Después de unos pocos comentarios de autodesaprobación por no haber mantenido el contacto, Mellery fue al grano. ¿Podía ver a Gurney dentro de unos días? Cuanto antes mejor, porque la «situación» era urgente. Había ocurrido otro «suceso». Realmente era imposible hablarlo por teléfono, como Gurney comprendería cuando se vieran. Mellery tenía que enseñarle unas cosas. No, no era un asunto para la Policía local, por razones que le explicaría cuando se vieran. No, tampoco era una cuestión legal, al menos de momento. No se había cometido ningún delito, ni nadie había sido específicamente amenazado, al menos no podía probarlo. Señor, era tan difícil hablar de esta manera; sería mucho más fácil hacerlo en persona. Sí, se daba cuenta de que Gurney no se dedicaba a la investigación privada. Pero sólo media hora: ¿disponía de media hora?
Gurney aceptó, pese a los sentimientos contradictorios que había experimentado desde el principio. Su curiosidad solía imponerse a su reticencia; en este caso tenía curiosidad por el atisbo de histeria que acechaba en el matiz melifuo de la voz de Mellery. Y, por supuesto, un enigma por descifrar le atraía más poderosamente de lo que iba a admitir.
Después de releer por tercera vez el mensaje de correo electrónico, Gurney volvió a guardarlo en la carpeta y dejó que su mente vagara por los recuerdos que despertaba en los rincones de su memoria: las clases matinales en las que Mellery se había presentado resacoso y aburrido, el modo gradual en que volvía a la vida por la tarde, sus pullas de ingenio irlandés y su perspicacia a altas horas de la noche, potenciada por el alcohol. Era un actor nato, estrella indiscutida de la sociedad dramática de la facultad: un hombre joven que, por más lleno de vida que pudiera estar en el Shamrock Bar, estaba sin duda el doble de vivo encima del escenario. Dependía del público: un hombre que sólo alcanzaba su máxima cota bajo la nutritiva luz de la admiración.

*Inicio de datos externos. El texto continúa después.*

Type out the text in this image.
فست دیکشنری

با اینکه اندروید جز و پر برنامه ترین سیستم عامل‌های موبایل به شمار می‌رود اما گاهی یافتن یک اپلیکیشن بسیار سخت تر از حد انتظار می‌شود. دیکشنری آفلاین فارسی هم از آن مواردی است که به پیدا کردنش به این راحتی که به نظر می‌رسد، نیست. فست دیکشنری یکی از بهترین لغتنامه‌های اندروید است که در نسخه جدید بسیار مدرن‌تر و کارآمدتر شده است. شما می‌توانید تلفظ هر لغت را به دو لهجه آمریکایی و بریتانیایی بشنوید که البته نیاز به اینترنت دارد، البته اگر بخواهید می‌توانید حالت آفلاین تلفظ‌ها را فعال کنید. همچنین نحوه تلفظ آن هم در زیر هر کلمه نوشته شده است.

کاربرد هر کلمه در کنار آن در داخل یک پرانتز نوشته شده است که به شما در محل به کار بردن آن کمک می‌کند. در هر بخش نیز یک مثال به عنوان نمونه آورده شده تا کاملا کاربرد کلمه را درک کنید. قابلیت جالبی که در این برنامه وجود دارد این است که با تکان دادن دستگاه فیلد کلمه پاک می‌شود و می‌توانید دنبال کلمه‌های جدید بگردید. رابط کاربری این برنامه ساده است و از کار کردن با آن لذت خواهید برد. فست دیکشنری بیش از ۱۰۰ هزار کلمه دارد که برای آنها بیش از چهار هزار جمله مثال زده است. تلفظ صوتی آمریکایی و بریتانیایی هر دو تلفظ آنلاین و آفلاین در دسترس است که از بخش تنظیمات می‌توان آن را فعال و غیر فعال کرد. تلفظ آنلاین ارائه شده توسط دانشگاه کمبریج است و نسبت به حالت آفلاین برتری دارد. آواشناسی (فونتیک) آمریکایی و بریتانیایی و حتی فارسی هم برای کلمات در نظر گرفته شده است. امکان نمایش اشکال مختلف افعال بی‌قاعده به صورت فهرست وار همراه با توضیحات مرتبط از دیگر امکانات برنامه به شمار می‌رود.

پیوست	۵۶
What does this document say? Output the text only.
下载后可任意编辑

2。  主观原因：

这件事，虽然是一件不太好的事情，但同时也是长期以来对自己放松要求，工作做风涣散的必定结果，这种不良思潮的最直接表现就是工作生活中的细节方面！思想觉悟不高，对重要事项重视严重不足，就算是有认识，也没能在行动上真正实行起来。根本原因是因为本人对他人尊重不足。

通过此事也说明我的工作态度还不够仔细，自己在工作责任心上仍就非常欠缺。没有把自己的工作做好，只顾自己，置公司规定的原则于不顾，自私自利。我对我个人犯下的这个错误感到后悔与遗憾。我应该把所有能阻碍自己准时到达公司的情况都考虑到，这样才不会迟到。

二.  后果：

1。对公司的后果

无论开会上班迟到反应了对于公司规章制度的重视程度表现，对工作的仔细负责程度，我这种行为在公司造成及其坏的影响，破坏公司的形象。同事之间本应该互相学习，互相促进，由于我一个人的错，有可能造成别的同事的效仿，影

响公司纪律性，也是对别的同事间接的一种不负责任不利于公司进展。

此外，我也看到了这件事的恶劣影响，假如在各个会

Gurney abrió la carpeta y miró el mensaje una vez más. Le molestaba cómo describía Mellery su relación. El contacto entre ellos había sido menos frecuente, menos significativo y menos amistoso de lo que sugería. Sin embargo, tenía la impresión de que Mellery había elegido sus palabras con esmero a pesar de su sencillez, la nota había sido escrita y reescrita, ponderada y corregida y que la adulación, como el resto de la carta, tenía un objetivo. Ahora bien, ¿cuál era ese objetivo? El más obvio era asegurarse de que Gurney aceptara una reunión cara a cara y comprometerlo en la solución de fuera cual fuese el «misterio» que había surgido. Más allá de eso, resultaba difícil saberlo. Estaba claro que el problema revestía su importancia, lo cual explicaría el tiempo y la atención que sin duda se había tomado para que las frases fluyeran y causaran la sensación buscada, para que expresaran una mezcla eficaz de afectuosidad y angustia.